1. Method for reconditioning ammonium nitrate-containing radioactive filtrates which are aqueous solutions containing NH.sub.4, NO.sub.3, CO.sub.3 and U and may also contain Pu, which comprises maintaining an electrolysis cell having an anode chamber and a cathode chamber and ammonium nitrate solution as electrolyte, decomposing water to oxygen and hydrogen in the electrolysis cell and also reducing nitrogen oxide in the cell with the hydrogen to produce NH.sub.3, maintaining a boiling ammonium nitrate solution in the cathode chamber of the electrolysis cell, feeding said radioactive filtrate into the cathode chamber wherein this filtrate is brought to the boiling temperature with the assistance of the joulean heat of the electrolysis current, releasing gaseous CO.sub.2 and NH.sub.3 together with steam from the boiling ammonium nitrate solution in the cathode chamber, separately releasing oxygen from the anode chamber, converting soluble uranium compounds and plutonium if present in the ammonium nitrate solution to a precipitate containing uranium and plutonium if present suspended in the ammonium nitrate solution, recirculating said ammonium nitrate solution containing suspended precipitate through filter means to separate the precipitate, and also electrically precipitating dissolved uranium at the cathode.

2. Method according to claim 1, wherein the electric cell voltage is controlled so that the heat dissipation of the electrolysis current caused thereby brings about the evaporation of a volume of liquid which is approximately equal to that of the fed-in filtrate.

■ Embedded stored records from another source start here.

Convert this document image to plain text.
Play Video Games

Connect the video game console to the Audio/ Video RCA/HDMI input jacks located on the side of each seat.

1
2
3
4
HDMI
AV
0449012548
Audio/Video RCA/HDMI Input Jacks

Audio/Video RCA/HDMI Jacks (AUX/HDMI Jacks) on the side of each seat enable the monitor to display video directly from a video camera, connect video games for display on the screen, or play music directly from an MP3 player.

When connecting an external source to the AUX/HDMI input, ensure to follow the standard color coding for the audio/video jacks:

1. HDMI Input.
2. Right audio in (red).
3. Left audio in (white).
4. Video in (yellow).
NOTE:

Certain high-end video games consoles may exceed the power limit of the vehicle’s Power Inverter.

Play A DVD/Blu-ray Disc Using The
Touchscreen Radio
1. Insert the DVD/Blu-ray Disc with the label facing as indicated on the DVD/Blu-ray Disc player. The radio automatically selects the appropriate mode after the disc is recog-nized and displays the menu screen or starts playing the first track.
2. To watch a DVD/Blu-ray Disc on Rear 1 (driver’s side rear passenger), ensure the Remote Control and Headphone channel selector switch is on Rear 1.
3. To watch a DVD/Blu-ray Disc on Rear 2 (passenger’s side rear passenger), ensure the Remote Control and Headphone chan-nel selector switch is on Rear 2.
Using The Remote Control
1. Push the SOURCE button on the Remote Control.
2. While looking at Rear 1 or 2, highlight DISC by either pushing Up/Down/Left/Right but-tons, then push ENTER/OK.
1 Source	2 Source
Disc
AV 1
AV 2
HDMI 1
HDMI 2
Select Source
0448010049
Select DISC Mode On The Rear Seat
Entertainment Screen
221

3. Method according to claims 1 or 2, wherein copper is added to the ammonium nitrate solution in the electrolysis cell.

4. Method according to claim 1, wherein the anode and cathode are immersed in the ammonium nitrate solution in the cell to less than about one-half its depth to provide a reservoir of ammonium nitrate solution in the lower portion of the cell which in the event of accidental failure of filtrate feed will only reach a safe limit of about double concentration of ammonium nitrate in solution.

5. Method according to claim 1, wherein the filtrate feed is preheated before introduction into the cathode chamber.

6. Method according to claim 5, wherein the filtrate feed is preheated by passing it in indirect heat exchange with the ammonium nitrate solution in the cell.

7. Method according to claim 1, wherein only the ammonium nitrate solution in the cathode chamber is in the boiling state by having the anode with a current density in the anode chamber less than the current density of the cathode in the cathode chamber.

8. Method according to claim 1, wherein dissolved plutonium is also electrically precipitated at the cathode.